Diplomatic balancing act between social equity and fiscal prudence
The fuel issue is no longer a purely technical affair; it has become an arena where social cohesion, investor confidence and external relations intersect. By resisting abrupt deregulation, the Congolese leadership seeks to maintain popular trust and avoid the street protests that rocked neighbouring countries after subsidy removals. Conversely, partners such as the IMF and the World Bank emphasise credibility signals for debt sustainability discussions scheduled later this year in Washington. Negotiators close to the dossier report that the government is considering a medium-term framework that would pair gradual retail price alignment with an expansion of the cash-transfer programme Lisungi, thus cushioning vulnerable households while preserving reform momentum.
A cautiously optimistic outlook for energy security
For now, station managers in Brazzaville whisper that deliveries are arriving “plus régulièrement” than at any point since March, a tangible sign that the import surge is taking effect.
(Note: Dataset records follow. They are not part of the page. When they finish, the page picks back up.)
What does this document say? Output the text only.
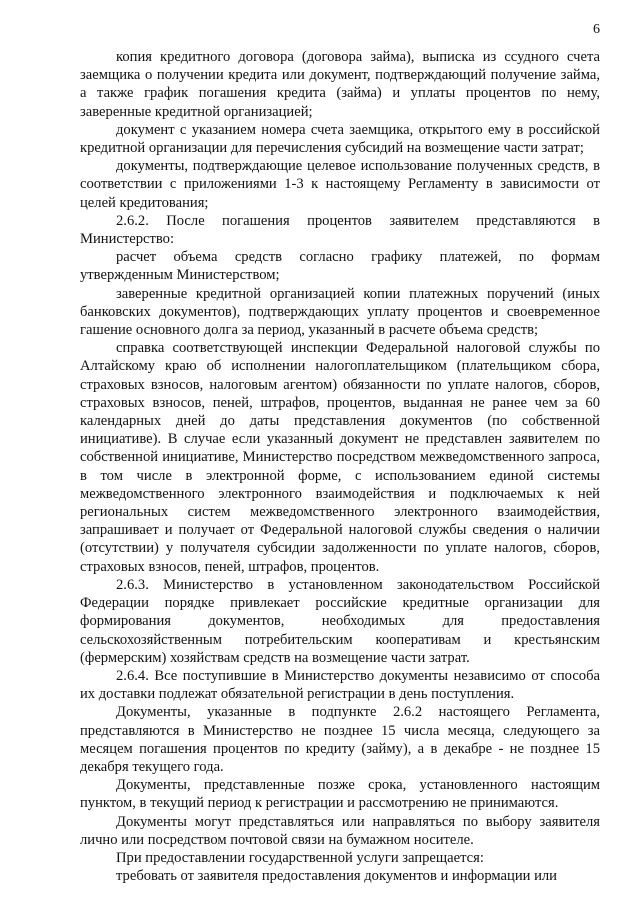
6

копия кредитного договора (договора займа), выписка из ссудного счета заемщика о получении кредита или документ, подтверждающий получение займа, а также график погашения кредита (займа) и уплаты процентов по нему, заверенные кредитной организацией;

документ с указанием номера счета заемщика, открытого ему в российской кредитной организации для перечисления субсидий на возмещение части затрат;

документы, подтверждающие целевое использование полученных средств, в соответствии с приложениями 1-3 к настоящему Регламенту в зависимости от целей кредитования;

2.6.2. После погашения процентов заявителем представляются в Министерство:

расчет объема средств согласно графику платежей, по формам утвержденным Министерством;

заверенные кредитной организацией копии платежных поручений (иных банковских документов), подтверждающих уплату процентов и своевременное гашение основного долга за период, указанный в расчете объема средств;

справка соответствующей инспекции Федеральной налоговой службы по Алтайскому краю об исполнении налогоплательщиком (плательщиком сбора, страховых взносов, налоговым агентом) обязанности по уплате налогов, сборов, страховых взносов, пеней, штрафов, процентов, выданная не ранее чем за 60 календарных дней до даты представления документов (по собственной инициативе). В случае если указанный документ не представлен заявителем по собственной инициативе, Министерство посредством межведомственного запроса, в том числе в электронной форме, с использованием единой системы межведомственного электронного взаимодействия и подключаемых к ней региональных систем межведомственного электронного взаимодействия, запрашивает и получает от Федеральной налоговой службы сведения о наличии (отсутствии) у получателя субсидии задолженности по уплате налогов, сборов, страховых взносов, пеней, штрафов, процентов.

2.6.3. Министерство в установленном законодательством Российской Федерации порядке привлекает российские кредитные организации для формирования документов, необходимых для предоставления сельскохозяйственным потребительским кооперативам и крестьянским (фермерским) хозяйствам средств на возмещение части затрат.

2.6.4. Все поступившие в Министерство документы независимо от способа их доставки подлежат обязательной регистрации в день поступления.

Документы, указанные в подпункте 2.6.2 настоящего Регламента, представляются в Министерство не позднее 15 числа месяца, следующего за месяцем погашения процентов по кредиту (займу), а в декабре - не позднее 15 декабря текущего года.

Документы, представленные позже срока, установленного настоящим пунктом, в текущий период к регистрации и рассмотрению не принимаются.

Документы могут представляться или направляться по выбору заявителя лично или посредством почтовой связи на бумажном носителе.

При предоставлении государственной услуги запрещается:

требовать от заявителя предоставления документов и информации или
Whether the respite is durable will depend on the synchronisation of rail upgrades, the build-out of new storage and the pace at which the Pointe-Noire pipeline moves from drawing board to ground-breaking. Diplomats stationed in the capital note that the government’s willingness to open its downstream model to external audit—while preserving calibrated consumer protection—has tempered earlier market anxieties. If sustained, the blend of emergency pragmatism and long-range planning may yet transform a perennial shortage into an inflection point for Congo-Brazzaville’s broader economic diversification agenda.